(PAP) Rozłożenie w czasie procesu przewalutowania kredytów walutowych będzie istotnym elementem utrzymania stabilności finansowej państwa - powiedział prezes NBP Adam Glapiński.
"Rozłożenie w czasie będzie istotnym elementem utrzymania stabilności finansowej państwa" - powiedział Glapiński we wtorek podczas prezentacji szczegółów projektu ustawy frankowej.
"Trzeba pamiętać, że absolutnym priorytetem przy podejmowaniu działań musi być zachowanie stabilności finansowej państwa" - dodał.
Glapiński dodał, że w pracach nad kształtem ustawy autorom zależało na tym, aby był to proces kontrolowany i stopniowy.
"Pierwszym etatem rozwiązania jest kwestia spreadów walutowych.
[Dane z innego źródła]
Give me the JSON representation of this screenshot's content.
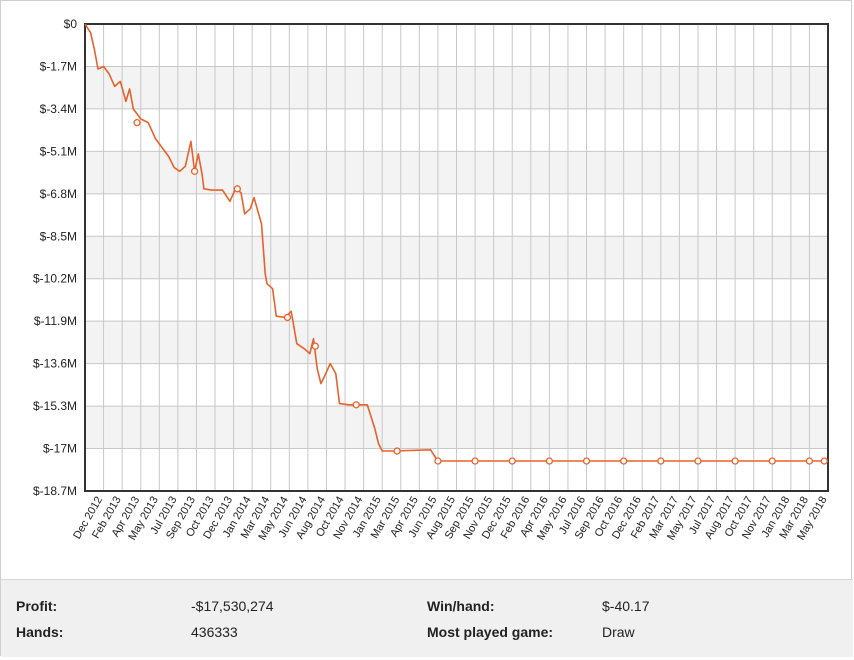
{
  "chart_data": {
    "type": "line",
    "y_ticks": [
      "$0",
      "$-1.7M",
      "$-3.4M",
      "$-5.1M",
      "$-6.8M",
      "$-8.5M",
      "$-10.2M",
      "$-11.9M",
      "$-13.6M",
      "$-15.3M",
      "$-17M",
      "$-18.7M"
    ],
    "x_ticks": [
      "Dec 2012",
      "Feb 2013",
      "Apr 2013",
      "May 2013",
      "Jul 2013",
      "Sep 2013",
      "Oct 2013",
      "Dec 2013",
      "Jan 2014",
      "Mar 2014",
      "May 2014",
      "Jun 2014",
      "Aug 2014",
      "Oct 2014",
      "Nov 2014",
      "Jan 2015",
      "Mar 2015",
      "Apr 2015",
      "Jun 2015",
      "Aug 2015",
      "Sep 2015",
      "Nov 2015",
      "Dec 2015",
      "Feb 2016",
      "Apr 2016",
      "May 2016",
      "Jul 2016",
      "Sep 2016",
      "Oct 2016",
      "Dec 2016",
      "Feb 2017",
      "Mar 2017",
      "May 2017",
      "Jul 2017",
      "Aug 2017",
      "Oct 2017",
      "Nov 2017",
      "Jan 2018",
      "Mar 2018",
      "May 2018"
    ],
    "ylim": [
      -18.7,
      0
    ],
    "y_unit": "millions of dollars",
    "series": [
      {
        "color": "#e8622b",
        "values": [
          [
            0,
            0
          ],
          [
            0.15,
            -0.35
          ],
          [
            0.25,
            -1.0
          ],
          [
            0.35,
            -1.8
          ],
          [
            0.5,
            -1.7
          ],
          [
            0.65,
            -2.0
          ],
          [
            0.8,
            -2.5
          ],
          [
            0.95,
            -2.3
          ],
          [
            1.1,
            -3.1
          ],
          [
            1.2,
            -2.6
          ],
          [
            1.3,
            -3.4
          ],
          [
            1.5,
            -3.8
          ],
          [
            1.7,
            -3.95
          ],
          [
            1.9,
            -4.6
          ],
          [
            2.05,
            -4.9
          ],
          [
            2.25,
            -5.3
          ],
          [
            2.4,
            -5.75
          ],
          [
            2.55,
            -5.9
          ],
          [
            2.7,
            -5.7
          ],
          [
            2.85,
            -4.7
          ],
          [
            2.95,
            -5.9
          ],
          [
            3.05,
            -5.2
          ],
          [
            3.15,
            -6.0
          ],
          [
            3.2,
            -6.6
          ],
          [
            3.4,
            -6.65
          ],
          [
            3.7,
            -6.65
          ],
          [
            3.9,
            -7.1
          ],
          [
            4.05,
            -6.6
          ],
          [
            4.2,
            -6.75
          ],
          [
            4.3,
            -7.6
          ],
          [
            4.45,
            -7.4
          ],
          [
            4.55,
            -6.95
          ],
          [
            4.75,
            -8.0
          ],
          [
            4.85,
            -10.0
          ],
          [
            4.9,
            -10.4
          ],
          [
            5.05,
            -10.6
          ],
          [
            5.15,
            -11.7
          ],
          [
            5.4,
            -11.75
          ],
          [
            5.55,
            -11.5
          ],
          [
            5.7,
            -12.8
          ],
          [
            5.9,
            -13.0
          ],
          [
            6.05,
            -13.2
          ],
          [
            6.15,
            -12.6
          ],
          [
            6.25,
            -13.8
          ],
          [
            6.35,
            -14.4
          ],
          [
            6.45,
            -14.1
          ],
          [
            6.6,
            -13.6
          ],
          [
            6.75,
            -14.0
          ],
          [
            6.85,
            -15.2
          ],
          [
            7.1,
            -15.25
          ],
          [
            7.6,
            -15.25
          ],
          [
            7.8,
            -16.2
          ],
          [
            7.9,
            -16.8
          ],
          [
            8.0,
            -17.1
          ],
          [
            8.3,
            -17.1
          ],
          [
            9.3,
            -17.05
          ],
          [
            9.5,
            -17.5
          ],
          [
            10.0,
            -17.5
          ],
          [
            11.0,
            -17.5
          ],
          [
            12.0,
            -17.5
          ],
          [
            13.0,
            -17.5
          ],
          [
            14.0,
            -17.5
          ],
          [
            15.0,
            -17.5
          ],
          [
            16.0,
            -17.5
          ],
          [
            17.0,
            -17.5
          ],
          [
            18.0,
            -17.5
          ],
          [
            19.0,
            -17.5
          ],
          [
            19.9,
            -17.5
          ]
        ],
        "markers": [
          [
            1.4,
            -3.95
          ],
          [
            2.95,
            -5.9
          ],
          [
            4.1,
            -6.6
          ],
          [
            5.45,
            -11.75
          ],
          [
            6.2,
            -12.9
          ],
          [
            7.3,
            -15.25
          ],
          [
            8.4,
            -17.1
          ],
          [
            9.5,
            -17.5
          ],
          [
            10.5,
            -17.5
          ],
          [
            11.5,
            -17.5
          ],
          [
            12.5,
            -17.5
          ],
          [
            13.5,
            -17.5
          ],
          [
            14.5,
            -17.5
          ],
          [
            15.5,
            -17.5
          ],
          [
            16.5,
            -17.5
          ],
          [
            17.5,
            -17.5
          ],
          [
            18.5,
            -17.5
          ],
          [
            19.5,
            -17.5
          ],
          [
            19.9,
            -17.5
          ]
        ]
      }
    ]
  },
  "stats": {
    "profit_label": "Profit:",
    "profit_value": "-$17,530,274",
    "hands_label": "Hands:",
    "hands_value": "436333",
    "win_label": "Win/hand:",
    "win_value": "$-40.17",
    "game_label": "Most played game:",
    "game_value": "Draw"
  }
}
Jednorazowe, ustawowe przewalutowanie kredytów na złote jest niemożliwe. Stwarzałoby ono bardzo poważne zagrożenie m.in. dla polskiej waluty. Przewalutowanie powinno jednak nastąpić i będzie miało miejsce" - powiedział.
Dodał, że przewalutowanie nastąpi w "odpowiednim momencie"
"Podejmiemy zdecydowane działania nadzorcze, które poprzez silne bodźce będą skłaniały banki do restrukturyzacji kredytów walutowych. Chodzi o dodatkowe wymogi ostrożnościowe dla banków" - dodał.
Szef NBP powiedział, że miałyby to być wymogi kapitałowe, które zwiększałyby wagi ryzyka dla portfela walutowego, co spowodowałoby, że banki posiadające w portfelu kredytowym instrumenty walutowe musiałyby utrzymywać wskaźniki na poziomach istotnie wyższych niż dotychczas.